Administrative Appeals Tribunal accused of being a secretive star chamber
A serious criminal record is not necessarily a bar to being given Australian citizenship.
Under the headline “Star chambers must not decide who enters Australia”, The Australian’s main editorial yesterday:
In overturning a decision by the Immigration Department, on delegation from Immigration and Border Protection Minister Peter Dutton, to refuse a visa for a Palestinian man once jailed for conspiracy to cause intentional death and belonging to a terrorist organisation, the Administrative Appeals Tribunal has shown itself a poor arbiter of immigration matters. The applicant, a 30-year-old man from the West Bank in the Palestinian Territories, had “serious convictions” and had lied about them on his visa application.
If this sounds familiar, you’re correct: The Australian, September 12:
Peter Dutton has argued it is in the national interest he obtain a “ministerial veto” to block citizenship for people found not to be of “good character” after a child rapist, drug dealers and a convicted killer won citizenship status in the Administrative Appeals Tribunal. But with the government’s citizenship bill blocked in the Senate, Mr Dutton has accused Labor and the Senate crossbench of standing in the way of what he says are much-needed changes to allow a veto over AAT decisions.
Dutton cites a 1996 case in which the AAT overturned a ministerial decision not to grant citizenship to a convicted child rapist on the grounds he should be considered of “good character”:
A cocaine dealer convicted of trying to import 3.387kg of cocaine was also found to be of good character by the AAT and granted citizenship. In 1993, Iranian Hassan Baharestan was convicted of manslaughter in Western Australia for killing Church of Christ minister Douglas Good. In 2011 the AAT ruled he should be entitled to Australian citizenship.

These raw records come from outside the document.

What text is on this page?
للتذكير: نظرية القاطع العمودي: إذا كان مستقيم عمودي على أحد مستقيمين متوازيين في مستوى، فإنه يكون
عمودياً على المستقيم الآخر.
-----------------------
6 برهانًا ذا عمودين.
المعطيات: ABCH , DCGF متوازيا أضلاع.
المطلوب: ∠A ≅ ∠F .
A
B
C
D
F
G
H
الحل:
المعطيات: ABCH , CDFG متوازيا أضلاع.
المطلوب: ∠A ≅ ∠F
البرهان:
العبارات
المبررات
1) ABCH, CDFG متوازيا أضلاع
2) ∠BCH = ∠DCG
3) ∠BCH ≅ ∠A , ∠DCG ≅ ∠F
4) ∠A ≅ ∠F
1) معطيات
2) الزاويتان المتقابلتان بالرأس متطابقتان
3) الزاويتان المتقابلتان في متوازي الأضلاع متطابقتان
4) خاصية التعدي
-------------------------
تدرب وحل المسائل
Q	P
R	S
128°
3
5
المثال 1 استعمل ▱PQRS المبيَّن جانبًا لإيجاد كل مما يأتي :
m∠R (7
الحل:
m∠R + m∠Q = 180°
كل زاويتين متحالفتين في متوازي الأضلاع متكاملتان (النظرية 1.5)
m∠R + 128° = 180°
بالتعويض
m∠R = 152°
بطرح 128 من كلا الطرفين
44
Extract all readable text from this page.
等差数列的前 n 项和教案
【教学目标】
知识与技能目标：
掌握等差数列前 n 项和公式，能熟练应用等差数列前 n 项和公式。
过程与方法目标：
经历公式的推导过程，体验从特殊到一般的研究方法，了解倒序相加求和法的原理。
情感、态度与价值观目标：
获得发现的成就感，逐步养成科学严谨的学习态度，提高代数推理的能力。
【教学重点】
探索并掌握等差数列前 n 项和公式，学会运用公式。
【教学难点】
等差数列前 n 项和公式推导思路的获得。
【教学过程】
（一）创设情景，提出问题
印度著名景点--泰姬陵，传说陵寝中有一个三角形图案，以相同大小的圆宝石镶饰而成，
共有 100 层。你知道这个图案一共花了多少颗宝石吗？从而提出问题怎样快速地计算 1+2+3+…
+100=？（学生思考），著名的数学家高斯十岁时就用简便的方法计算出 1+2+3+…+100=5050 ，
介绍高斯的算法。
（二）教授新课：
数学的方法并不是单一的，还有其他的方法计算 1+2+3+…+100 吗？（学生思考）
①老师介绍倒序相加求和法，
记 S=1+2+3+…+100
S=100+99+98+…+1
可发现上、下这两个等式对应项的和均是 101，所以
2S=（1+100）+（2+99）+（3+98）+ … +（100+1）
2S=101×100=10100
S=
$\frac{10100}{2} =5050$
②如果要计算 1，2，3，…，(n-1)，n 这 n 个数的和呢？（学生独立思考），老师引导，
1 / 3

Even the ABC realises there is a story here, September 11:
Serious questions are being asked about the way refugee cases are considered after a tribunal was found to have adopted a “cut-and-paste” approach to its rulings. The case will now be sent back to the Administrative Appeals Tribunal for reconsideration. An Afghan Hazara asylum-seeker who took his case to the Federal Court has exposed the practice, which lawyers discovered had occurred on several occasions.
No matter is too trivial for this tribunal. Ceduna’s West Coast Sentinel reports the case of public servant James Dalgleish. Dissatisfied with Comcare’s decision to stop paying for his running shoes he took his case to the AAT, September 8:
Mr Dalgleish took the case to the Administrative Appeals Tribunal in August. A former public servant who was hit by a car on his way to work 31 years ago has won a legal bid forcing the government to pay for his cushioned running shoes.
Melbourne’s Herald Sun reports the AAT is hiding from scrutiny by publishing only a tiny number of the thousands of visa decisions it makes, September 8:
It has refused to answer questions from the Herald Sun about how many of its decisions are made public. But AAT registrar Sian Leathem had to admit under questioning at a recent Senate hearing that a whopping 87.5 per cent of its decisions on visas were not published last year. “There were 2009 decisions that were published — which is 12.5 per cent of all their written decisions,” she told the Senate legal and constitutional affairs committee. Ms Leathem also admitted protection visa decisions relating to Iranians always remained secret.